Да, начало оказалось неважное. А тут еще в Глазго мы пришли с опозданием и было полно хлопот с багажом; дождь лил не переставая, и я совсем измучился, рыская в стареньком кебе по огромному темному чужому городу в поисках театральной берлоги, адрес которой дала мне Сисси, — здесь я должен был жить за свой счет. Утро понедельника, такое же хмурое и дождливое, было не лучше: сначала я перевозил и разбирал наши пожитки, потом давал указания режиссеру и осветителям — ведь мы ввели в номер «Исчезающего велосипедиста». Репетиция с оркестром прошла хуже некуда, потому что музыку нам и вправду нужно было сменить, так что пришлось кое-как выкручиваться; а потом во второй половине дня я, полумертвый от усталости, вместо отдыха крутил педали на своем проклятом велосипеде: ведь прежде чем показать номер публике, надо было прогнать его еще раз десять. Дядя Ник поносил всех и вся, я в ответ огрызался, Сэм и Бен ворчали и еле двигались, Барни все время куда-то исчезал, а Сисси плакала. Перед представлением я даже не успел забежать домой, лил дождь, да и времени не было. Я выпил чаю в каком-то кафе, в толпе промокших обозленных людей. Потом задолго до начала сунулся в уборную и обнаружил, что она убийственно мала для четверых — Бена с Сэмом, Барни и меня. Если таков Глазго, решил я, то мне его и даром не нужно.
И вдруг все переменилось. Такое бывает часто, — хотя всегда кажется чудом, похожим на луч солнца, пробившийся сквозь тучи, — настолько часто, что мне непонятно, как можно прийти в отчаяние и думать о самоубийстве, если только ты не безнадежно болен. Не знаю, по какой причине, но начиная с 17 ноября 1913 года город Глазго всю неделю заладил ходить в мюзик-холл; на первых представлениях зал был полон, на вторых — переполнен, и принимали нас отлично. «Исчезающий велосипедист» с самого начала пользовался успехом, уже во вторник все газеты отметили его и очень хвалили, и каждый раз, когда я, съежившись, проскальзывал в скрытую декорациями щель, я слышал судорожный вздох всего зала, и любой зритель готов был поклясться, что собственными глазами видел, как я исчез в дверях.

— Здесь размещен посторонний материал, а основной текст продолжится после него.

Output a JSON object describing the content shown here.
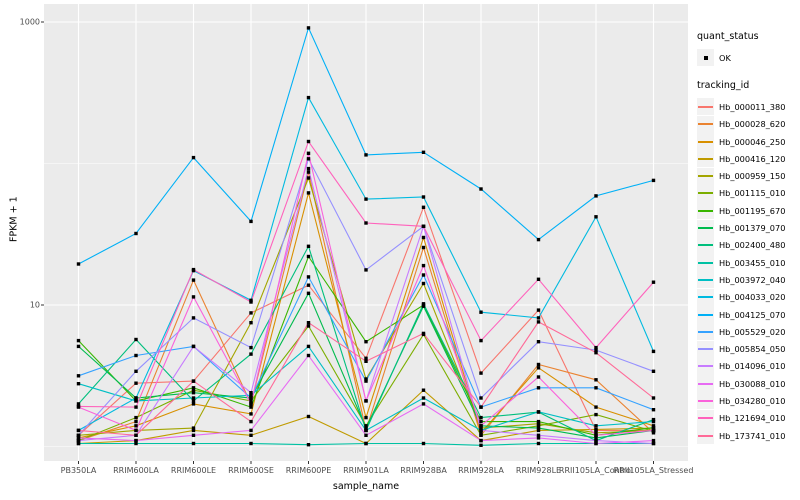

Вечер за вечером мы выступали с огромным успехом. И все остальные тоже. Я был так счастлив этим, что в антракте второго представления, уйдя со сцены, быстро смывал ненавистный темный грим, сбрасывал вонючий костюм индийца и бежал смотреть Рикарло и Сьюзи с Нэнси и тремя джентльменами, а потом вместе с ревущей толпой наслаждался нелепыми выходками и дурачествами Томми Бимиша и аристократическим гневом Джули и старика Кортнея. Мне говорили, что в Глазго любят только
— Слышишь, старина, — пропыхтел он. — Ты только послушай. Ну как?
— Потрясающе.
— Именно, именно. Вот для чего я здесь. Только знаешь… я кое-что скажу тебе… Это самые свирепые, самые страшные звуки в мире… Когда так смеются. У меня иногда мурашки по коже бегают. Ну ладно, поехали!
И когда он бочком вышел на сцену в маске растерянного до отчаяния человека и по залу снова прокатился могучий хохот, я понял, что он хотел сказать. Это не был добродушный, веселый смех, естественный среди друзей: в нем было что-то беспощадное и злое; так смеются несчастные люди, для которых растерянность на грани отчаяния — не маска, а жизнь; и после этого, выступая в разных городах, я заметил, что чем глуше и бедней прилегающие к театру улицы, чем ближе мы соприкасаемся с нищетой, тем громче и безрадостнее этот смех.
А у бедняги Гарри Баррарда, комика-эксцентрика, дела шли все хуже. Мы выступали как раз после него и не могли этого не заметить. Публика не желала его видеть, и галерка выкрикивала ему оскорбления прямо в лицо. Теперь его действительно «освистывали» — и это было страшно. Его песенка «Дидди-дидди, дах-дах-дах», полная утраченного веселья и воспоминаний о безвозвратно ушедших вечерах, вызывала у меня дрожь. Убегая со сцены, он бормотал проклятья воображаемым врагам и на первом представлении, в среду, пытался показать мне, сколько их в зале; по дядя Ник велел ему заткнуться и злорадно прибавил, что лондонский агент собирается взглянуть, как принимают его номер. Я говорил дяде Нику, что у Баррарда мания преследования, и рассказал о револьвере, который видел у него в поезде, но дядя заявил, что все это чепуха, что Баррард всегда был бездельником, не желал готовить новые песенки и обновлять программу, и что он, Ник Оллантон, который не щадя сил трудится, улучшая наш номер, не испытывает ни капли сочувствия и симпатии к ленивому, невежественному клоуну.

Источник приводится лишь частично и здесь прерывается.